「十環先輩、お願いがあるんですけど」


「何?」


「今日のお弁当
 講堂で食べたいんですけど
 学園長に頼むことってできますか?」


「いいよ。
 学校に着いたら
 学園長におねがいしてみるね。

 でもなんで
 桃ちゃんは講堂でお昼を食べたいの?」


「それは……」


 桃ちゃんの声が途切れた。


 ふと桃ちゃんを見ると
 太陽みたいにキラキラしていた
 表情が消え
 なぜか瞳に陰りが見えた。


「桃ちゃん?」


 俺の声に
 また笑顔が戻った桃ちゃん。


「あ、それは、この前できなかったから。
 私、言いましたよね? 
 ケンカの手合わせをして欲しいって」


「そうだったね。
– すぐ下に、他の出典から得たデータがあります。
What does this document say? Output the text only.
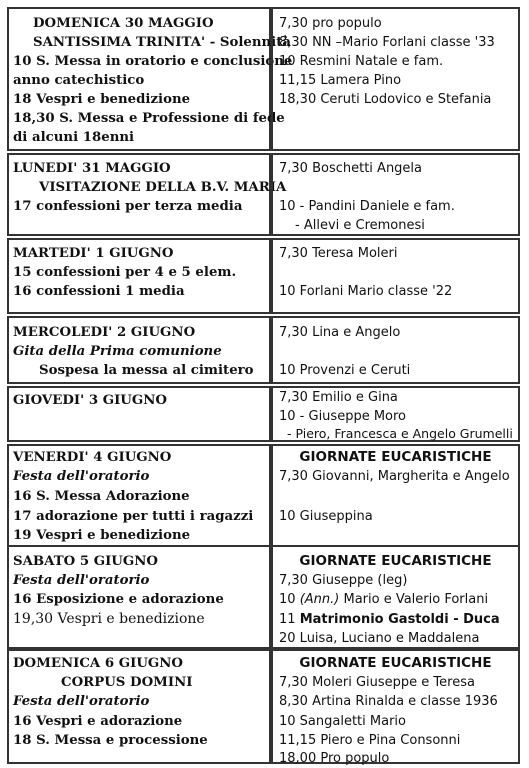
DOMENICA 30 MAGGIO
SANTISSIMA TRINITA' - Solennità
10 S. Messa in oratorio e conclusione
anno catechistico
18 Vespri e benedizione
18,30 S. Messa e Professione di fede
di alcuni 18enni
7,30 pro populo
8,30 NN –Mario Forlani classe '33
10 Resmini Natale e fam.
11,15 Lamera Pino
18,30 Ceruti Lodovico e Stefania
LUNEDI' 31 MAGGIO
VISITAZIONE DELLA B.V. MARIA
17 confessioni per terza media
7,30 Boschetti Angela
10 - Pandini Daniele e fam.
- Allevi e Cremonesi
MARTEDI' 1 GIUGNO
15 confessioni per 4 e 5 elem.
16 confessioni 1 media
7,30 Teresa Moleri
10 Forlani Mario classe '22
MERCOLEDI' 2 GIUGNO
Gita della Prima comunione
Sospesa la messa al cimitero
7,30 Lina e Angelo
10 Provenzi e Ceruti
GIOVEDI' 3 GIUGNO	7,30 Emilio e Gina
10 - Giuseppe Moro
- Piero, Francesca e Angelo Grumelli
VENERDI' 4 GIUGNO
Festa dell'oratorio
16 S. Messa Adorazione
17 adorazione per tutti i ragazzi
19 Vespri e benedizione
GIORNATE EUCARISTICHE
7,30 Giovanni, Margherita e Angelo
10 Giuseppina
SABATO 5 GIUGNO
Festa dell'oratorio
16 Esposizione e adorazione
19,30 Vespri e benedizione
GIORNATE EUCARISTICHE
7,30 Giuseppe (leg)
10 (Ann.) Mario e Valerio Forlani
11 Matrimonio Gastoldi - Duca
20 Luisa, Luciano e Maddalena
DOMENICA 6 GIUGNO
CORPUS DOMINI
Festa dell'oratorio
16 Vespri e adorazione
18 S. Messa e processione
GIORNATE EUCARISTICHE
7,30 Moleri Giuseppe e Teresa
8,30 Artina Rinalda e classe 1936
10 Sangaletti Mario
11,15 Piero e Pina Consonni
18,00 Pro populo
いいよ」


「嬉しいです。 
 じゃあ、今日のお昼は
 ジャージ持参です!」


 再び
 瞳にキラメキが戻った桃ちゃん。


 子供みたいな
 無邪気な笑顔の桃ちゃんに
 なぜか視線がくぎ付けの俺。


 めったに見ることができない
 桃ちゃんのこの笑顔を見ると
 つい思ってしまう。

 もっともっと
 桃ちゃんを笑顔にさせたいなって。


 こうなったら
 どんな手を使ってでも
 講堂を使う許可を取らないとな。


 この時の俺は
 早くお昼休みにならないかなと
 胸を弾ませていた。


 あんなことになるとは知らずに。